Tanpa sadar jam sudah menunjukkan pukul 8 malam dan sudah waktunya pulang. Clara dan Audrey membereskan barang-barang mereka dan mematikan komputer didepan mereka. Audrey menghela napas kasar sambil sesekali menatap kosong pada lembaran dokumen yang berserakan di meja kerjanya. Ternyata berada diposisi ini benar-benar melelahkan. Jika di posisi sebelumnya Audrey hanya perlu lembur di kantor untuk menyelesaikan pekerjaannya, kali ini bahkan dokumen kantor harus ia bawa pulang untuk dilanjutkan di rumah karena ia yakin ini tidak akan selesai hanya dengan lembur sampai tengah malam. Bisa dipastikan kalau Audrey tidak akan ada waktu untuk menutup matanya walaupun hanya sejam jika melihat betapa banyaknya dokumen yang harus ia selesaikan sebelum besok pagi.

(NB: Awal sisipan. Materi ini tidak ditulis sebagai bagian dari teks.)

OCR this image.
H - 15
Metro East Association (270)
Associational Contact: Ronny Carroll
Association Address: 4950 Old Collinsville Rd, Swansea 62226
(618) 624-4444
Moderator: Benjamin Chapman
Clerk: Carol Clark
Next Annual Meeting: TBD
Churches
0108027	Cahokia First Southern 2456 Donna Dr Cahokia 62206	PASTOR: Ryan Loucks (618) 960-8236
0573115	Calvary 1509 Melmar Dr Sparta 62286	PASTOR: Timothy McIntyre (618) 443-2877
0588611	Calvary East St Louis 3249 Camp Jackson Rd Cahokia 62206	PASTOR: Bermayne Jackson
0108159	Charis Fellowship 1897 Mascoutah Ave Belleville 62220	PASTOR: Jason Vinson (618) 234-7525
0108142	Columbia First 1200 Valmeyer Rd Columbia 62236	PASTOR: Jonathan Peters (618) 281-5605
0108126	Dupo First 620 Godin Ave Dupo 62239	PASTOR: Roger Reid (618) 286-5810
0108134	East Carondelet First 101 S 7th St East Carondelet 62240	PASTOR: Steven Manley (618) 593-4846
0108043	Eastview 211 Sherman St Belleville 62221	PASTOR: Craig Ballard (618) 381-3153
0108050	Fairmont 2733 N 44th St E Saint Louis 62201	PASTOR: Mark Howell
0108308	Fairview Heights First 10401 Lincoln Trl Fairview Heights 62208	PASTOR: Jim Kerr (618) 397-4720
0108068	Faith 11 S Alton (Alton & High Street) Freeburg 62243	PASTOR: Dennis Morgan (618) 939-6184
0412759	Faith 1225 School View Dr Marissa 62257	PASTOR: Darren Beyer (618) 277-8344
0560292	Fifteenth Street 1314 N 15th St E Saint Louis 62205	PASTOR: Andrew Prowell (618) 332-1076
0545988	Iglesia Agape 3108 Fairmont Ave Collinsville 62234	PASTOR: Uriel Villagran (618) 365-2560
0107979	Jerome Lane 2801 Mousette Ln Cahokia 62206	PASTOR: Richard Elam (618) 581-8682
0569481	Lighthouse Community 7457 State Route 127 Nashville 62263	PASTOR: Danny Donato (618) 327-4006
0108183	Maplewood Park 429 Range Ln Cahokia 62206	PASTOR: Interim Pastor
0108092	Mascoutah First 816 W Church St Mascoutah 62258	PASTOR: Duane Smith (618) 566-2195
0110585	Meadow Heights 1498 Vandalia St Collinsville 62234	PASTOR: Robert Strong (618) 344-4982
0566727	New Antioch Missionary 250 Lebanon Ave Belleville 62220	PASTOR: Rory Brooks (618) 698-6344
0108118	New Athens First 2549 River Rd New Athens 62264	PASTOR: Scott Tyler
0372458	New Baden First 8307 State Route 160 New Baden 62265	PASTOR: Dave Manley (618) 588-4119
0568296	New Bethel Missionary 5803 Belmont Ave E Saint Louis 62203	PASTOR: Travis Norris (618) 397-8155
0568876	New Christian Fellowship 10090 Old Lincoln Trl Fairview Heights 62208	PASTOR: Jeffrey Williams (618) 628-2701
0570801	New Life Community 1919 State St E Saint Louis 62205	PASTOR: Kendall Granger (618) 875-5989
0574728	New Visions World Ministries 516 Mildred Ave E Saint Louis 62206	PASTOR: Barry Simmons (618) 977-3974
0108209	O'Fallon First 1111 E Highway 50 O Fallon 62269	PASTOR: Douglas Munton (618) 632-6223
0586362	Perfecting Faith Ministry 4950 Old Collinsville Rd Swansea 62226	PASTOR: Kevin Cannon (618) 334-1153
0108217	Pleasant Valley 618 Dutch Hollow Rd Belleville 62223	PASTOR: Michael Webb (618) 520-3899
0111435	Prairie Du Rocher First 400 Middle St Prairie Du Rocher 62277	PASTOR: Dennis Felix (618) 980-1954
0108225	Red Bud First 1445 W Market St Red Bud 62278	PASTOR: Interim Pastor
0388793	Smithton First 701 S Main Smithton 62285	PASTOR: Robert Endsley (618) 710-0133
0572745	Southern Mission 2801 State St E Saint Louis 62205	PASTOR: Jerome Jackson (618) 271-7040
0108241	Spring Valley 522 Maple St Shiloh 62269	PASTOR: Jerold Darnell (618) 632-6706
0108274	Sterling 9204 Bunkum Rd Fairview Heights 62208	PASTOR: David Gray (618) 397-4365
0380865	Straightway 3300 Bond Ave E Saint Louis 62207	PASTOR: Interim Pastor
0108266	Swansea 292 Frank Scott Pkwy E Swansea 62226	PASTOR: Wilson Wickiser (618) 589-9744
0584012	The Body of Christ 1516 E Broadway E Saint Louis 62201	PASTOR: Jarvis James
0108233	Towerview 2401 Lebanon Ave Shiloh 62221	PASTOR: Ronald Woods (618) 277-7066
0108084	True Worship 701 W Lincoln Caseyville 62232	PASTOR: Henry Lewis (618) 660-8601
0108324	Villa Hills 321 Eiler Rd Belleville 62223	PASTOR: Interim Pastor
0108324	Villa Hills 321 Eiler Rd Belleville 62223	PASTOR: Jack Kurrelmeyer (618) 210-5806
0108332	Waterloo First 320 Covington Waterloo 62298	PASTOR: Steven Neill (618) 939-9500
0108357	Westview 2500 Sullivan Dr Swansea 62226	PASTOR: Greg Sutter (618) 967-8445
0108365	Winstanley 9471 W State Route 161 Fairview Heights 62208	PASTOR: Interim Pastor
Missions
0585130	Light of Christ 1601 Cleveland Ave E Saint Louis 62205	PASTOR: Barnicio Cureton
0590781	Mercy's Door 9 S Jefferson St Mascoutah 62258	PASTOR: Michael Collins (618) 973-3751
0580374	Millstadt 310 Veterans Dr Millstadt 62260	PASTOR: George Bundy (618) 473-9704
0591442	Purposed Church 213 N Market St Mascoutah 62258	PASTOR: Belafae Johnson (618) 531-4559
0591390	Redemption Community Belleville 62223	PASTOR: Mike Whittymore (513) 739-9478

“Audrey.. bagaimana kalau kita minum-minum ke kafe untuk merayakan kenaikan jabatanmu?” tawar Clara dengan nada bersemangat dan dijawab dengusan kasar dari Audrey.
“Cla.. sepertinya mulai hari ini aku tak akan punya waktu luang untuk bersenang-senang” jawab Audrey lemas sambil menunjuk dokumen-dokumen tebal yang ada diatas mejanya. Clara menatap prihatin pada sahabatnya itu namun tak ada yang bisa ia lakukan, itu memang kewajiban Audrey sebagai asisten pribadi.
“ohh baiklah.. kuharap kau bertahan, Audrey.. omong-omong.. terimakasih, berkau ada kau dengan jabatan itu, tugasku sebagai sekretaris jadi sedikit berkurang” ujar Clara sembari menjulurkan lidahnya kearah Audrey sebelum berlari kabur keluar ruangan. Audrey tertawa kecil menanggapi perlakuan sahabat baiknya itu. satu-satunya hal yang membuat Audrey bersyukur dengan posisi ini adalah ditempatkan satu ruangan dengan Clara.
“Audrey, setelah ini kau ikut ke rumahku. Tunggu aku sebentar” perintah Aldwin cepat sebelum kembali masuk ke ruangannya. Audrey menatap datar punggung Aldwin yang sudah menghilang dibalik pintu. Sekarang Audrey sedang tak bisa berpikir normal, apa yang harus ia lakukan nanti ketika di rumah Aldwin? Apakah Aldwin akan melakukan? Audrey mengacak rambutnya asal memikirkan beberapa kemungkinan didalam otaknya. Audrey memang tak bisa memungkiri kalau dirinya masih merasa takut dengan Aldwin.